Monday, March 30, 2009

The USA: One big free trade zone

Via Carpe Diem I saw that Don Boudreaux recently noted that the US is basically one big free trade zone. While not a new argument it is one that bears repeating:
Practically speaking, there is free trade throughout the United States. My family and I (in VA) routinely buy wine from California and Oregon, oranges and lemons from Florida, computer software from Washington state, maple syrup from Vermont, peaches from South Carolina, television newscasts from New York and Atlanta, lumber from Alabama, spicy sauces from Louisiana, crabs from Maryland. The list is long.

And yet no one, not even Lou Dobbs, insists that the Boudreaux family would be richer if only the government in Richmond could find a successful way around the U.S. Constitution and managed to slap stiff tariffs on California wine, Florida citrus fruits, cajun seasoning from Louisiana, and you name it.

Surely the burden of persuasion is on those who would insist that each American would be more prosperous if only his or her state were better able to restrict trade with citizens of other states. If this burden of persuasion cannot be met, then the case for free international trade is pretty solidly established.
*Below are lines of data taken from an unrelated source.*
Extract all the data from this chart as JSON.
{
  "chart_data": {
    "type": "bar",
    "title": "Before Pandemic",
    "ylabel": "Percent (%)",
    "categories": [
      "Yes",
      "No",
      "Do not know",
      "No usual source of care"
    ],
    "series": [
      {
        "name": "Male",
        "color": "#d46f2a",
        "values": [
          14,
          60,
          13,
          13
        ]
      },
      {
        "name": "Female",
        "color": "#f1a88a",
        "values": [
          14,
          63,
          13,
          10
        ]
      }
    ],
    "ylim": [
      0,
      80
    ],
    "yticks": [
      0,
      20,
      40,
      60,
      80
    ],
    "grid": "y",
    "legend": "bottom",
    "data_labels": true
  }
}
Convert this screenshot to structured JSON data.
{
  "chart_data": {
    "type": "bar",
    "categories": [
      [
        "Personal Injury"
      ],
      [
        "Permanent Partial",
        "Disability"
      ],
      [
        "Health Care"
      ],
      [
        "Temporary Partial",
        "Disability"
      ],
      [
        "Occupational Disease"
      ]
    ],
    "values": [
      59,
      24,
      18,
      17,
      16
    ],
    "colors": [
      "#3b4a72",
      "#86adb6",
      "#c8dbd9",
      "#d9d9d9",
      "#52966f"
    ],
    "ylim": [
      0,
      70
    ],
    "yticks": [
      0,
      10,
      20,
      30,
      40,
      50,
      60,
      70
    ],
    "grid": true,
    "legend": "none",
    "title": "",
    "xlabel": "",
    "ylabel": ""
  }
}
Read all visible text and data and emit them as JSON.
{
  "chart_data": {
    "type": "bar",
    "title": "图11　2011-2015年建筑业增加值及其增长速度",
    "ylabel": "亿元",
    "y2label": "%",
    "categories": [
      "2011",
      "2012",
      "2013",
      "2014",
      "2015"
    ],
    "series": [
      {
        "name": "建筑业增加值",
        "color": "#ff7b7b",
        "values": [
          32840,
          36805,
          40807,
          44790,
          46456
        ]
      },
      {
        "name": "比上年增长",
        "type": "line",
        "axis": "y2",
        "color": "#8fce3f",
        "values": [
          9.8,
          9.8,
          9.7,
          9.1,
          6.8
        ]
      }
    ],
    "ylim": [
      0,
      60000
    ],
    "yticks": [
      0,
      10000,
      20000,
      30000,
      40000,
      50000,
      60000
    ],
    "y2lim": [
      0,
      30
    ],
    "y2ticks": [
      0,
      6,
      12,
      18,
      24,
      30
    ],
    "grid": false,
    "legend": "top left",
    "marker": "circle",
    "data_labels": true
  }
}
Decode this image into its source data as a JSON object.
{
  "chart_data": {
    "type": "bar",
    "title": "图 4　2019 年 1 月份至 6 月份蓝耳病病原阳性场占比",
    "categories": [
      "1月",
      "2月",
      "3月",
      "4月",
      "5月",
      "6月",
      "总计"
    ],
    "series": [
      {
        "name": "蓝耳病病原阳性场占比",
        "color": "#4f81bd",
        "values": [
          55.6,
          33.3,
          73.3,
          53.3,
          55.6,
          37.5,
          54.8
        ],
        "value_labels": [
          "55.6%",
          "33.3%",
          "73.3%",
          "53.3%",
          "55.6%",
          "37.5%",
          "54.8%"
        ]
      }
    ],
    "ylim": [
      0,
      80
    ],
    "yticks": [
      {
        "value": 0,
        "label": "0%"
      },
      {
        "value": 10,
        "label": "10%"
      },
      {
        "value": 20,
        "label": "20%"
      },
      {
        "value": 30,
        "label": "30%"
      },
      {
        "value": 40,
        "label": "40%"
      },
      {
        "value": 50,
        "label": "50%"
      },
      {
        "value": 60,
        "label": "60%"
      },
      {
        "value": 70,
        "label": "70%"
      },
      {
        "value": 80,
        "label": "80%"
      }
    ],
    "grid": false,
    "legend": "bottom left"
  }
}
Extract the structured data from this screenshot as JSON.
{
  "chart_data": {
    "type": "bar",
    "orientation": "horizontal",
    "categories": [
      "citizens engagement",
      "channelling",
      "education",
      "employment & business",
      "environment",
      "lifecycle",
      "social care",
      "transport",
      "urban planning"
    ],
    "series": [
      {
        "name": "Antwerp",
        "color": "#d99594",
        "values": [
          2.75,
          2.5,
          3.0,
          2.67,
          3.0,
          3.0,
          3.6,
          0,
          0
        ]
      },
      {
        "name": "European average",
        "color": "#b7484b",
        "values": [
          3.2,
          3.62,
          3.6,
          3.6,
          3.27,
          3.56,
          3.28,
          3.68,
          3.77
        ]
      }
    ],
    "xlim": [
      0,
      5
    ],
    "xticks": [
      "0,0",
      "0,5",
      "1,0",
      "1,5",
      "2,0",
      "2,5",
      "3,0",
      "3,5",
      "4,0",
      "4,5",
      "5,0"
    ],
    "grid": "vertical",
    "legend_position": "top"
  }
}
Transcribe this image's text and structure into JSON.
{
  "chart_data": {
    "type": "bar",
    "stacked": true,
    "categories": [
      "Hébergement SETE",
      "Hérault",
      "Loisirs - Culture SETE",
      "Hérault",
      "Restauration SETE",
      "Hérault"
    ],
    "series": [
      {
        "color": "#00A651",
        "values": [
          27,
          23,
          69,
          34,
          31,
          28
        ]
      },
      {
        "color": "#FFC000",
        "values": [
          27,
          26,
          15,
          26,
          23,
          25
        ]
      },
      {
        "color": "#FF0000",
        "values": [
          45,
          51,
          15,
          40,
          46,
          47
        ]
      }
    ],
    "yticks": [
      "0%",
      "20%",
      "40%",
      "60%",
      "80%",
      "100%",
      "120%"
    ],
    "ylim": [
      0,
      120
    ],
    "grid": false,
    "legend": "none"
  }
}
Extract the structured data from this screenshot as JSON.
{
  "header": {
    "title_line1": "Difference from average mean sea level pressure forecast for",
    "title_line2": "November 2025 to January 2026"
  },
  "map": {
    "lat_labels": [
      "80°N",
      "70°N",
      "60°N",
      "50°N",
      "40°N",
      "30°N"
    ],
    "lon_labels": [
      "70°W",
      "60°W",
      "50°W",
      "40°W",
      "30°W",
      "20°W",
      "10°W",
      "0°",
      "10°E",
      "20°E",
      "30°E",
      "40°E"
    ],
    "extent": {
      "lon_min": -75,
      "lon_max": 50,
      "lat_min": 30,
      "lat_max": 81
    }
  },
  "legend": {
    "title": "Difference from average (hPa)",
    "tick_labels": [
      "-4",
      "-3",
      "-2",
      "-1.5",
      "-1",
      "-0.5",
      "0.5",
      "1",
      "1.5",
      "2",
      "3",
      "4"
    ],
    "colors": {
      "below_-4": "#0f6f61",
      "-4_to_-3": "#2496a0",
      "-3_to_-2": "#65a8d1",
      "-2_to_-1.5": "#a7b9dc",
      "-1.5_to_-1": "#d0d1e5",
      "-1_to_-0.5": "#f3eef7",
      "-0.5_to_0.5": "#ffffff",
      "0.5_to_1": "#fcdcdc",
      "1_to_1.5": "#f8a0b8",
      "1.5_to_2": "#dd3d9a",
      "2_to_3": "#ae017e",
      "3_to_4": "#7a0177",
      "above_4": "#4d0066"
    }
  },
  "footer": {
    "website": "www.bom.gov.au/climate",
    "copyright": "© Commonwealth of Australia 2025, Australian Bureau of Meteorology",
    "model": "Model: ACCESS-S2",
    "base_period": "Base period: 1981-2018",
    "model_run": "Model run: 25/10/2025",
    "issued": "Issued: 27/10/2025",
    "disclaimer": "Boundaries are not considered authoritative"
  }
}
Anyone skeptical of free trade must explain why political borders are economically relevant. With the exception of pointing to (mostly rather vague and poorly considered) national-defense issues, protectionists have never managed -- and I dare say never will manage -- to impart genuine economic relevance to political borders.

Because all reasonably prosperous countries today impose no, or only very few, internal restrictions on trade, two facts stand: (1) free trade is in fact quite common, and (2) free trade is beneficial.
Indeed, and don't for a minute think that companies don't leave for other states just like they leave for other countries because wages are cheaper. Consider the textile industry, which has its U.S. beginnings in New England. Eventually, however, the industry moved to the South to take advantage of cheaper wages. Those jobs are now being transferred to places with even cheaper wages such as Central America and China.

To me the curious thing is why free trade critics such as Lou Dobbs or Pat Buchanan don't criticize the shift in jobs from one state to another, but they become apoplectic when the jobs go to another country. If I live in Massachusetts and lose my job to some place with cheaper wages, it really doesn't make a difference if it is to another state or another country. Just because the person who gets the job shares the same passport as me shouldn't be any consolation. Yet -- as Boudreaux points out -- no one is advocating imposing trade barriers between U.S. states. If trade barriers between states aren't a good idea then why do barriers between countries make any more sense?

Free trade makes sense from not only a utilitarian perspective but from a moral standpoint as well. Protectionism promotes that idea that we are not individuals but members of a collective, whose welfare we should be more concerned with than that of other collectives. This is nonsense. We are primarily individuals. If I choose to buy something from someone in another country it is no one's business other than myself and that person. Just as I shouldn't be prohibited from buying a car from Japan I shouldn't be forced to buy one from the U.S., simply because the people who make it live in the same country as me.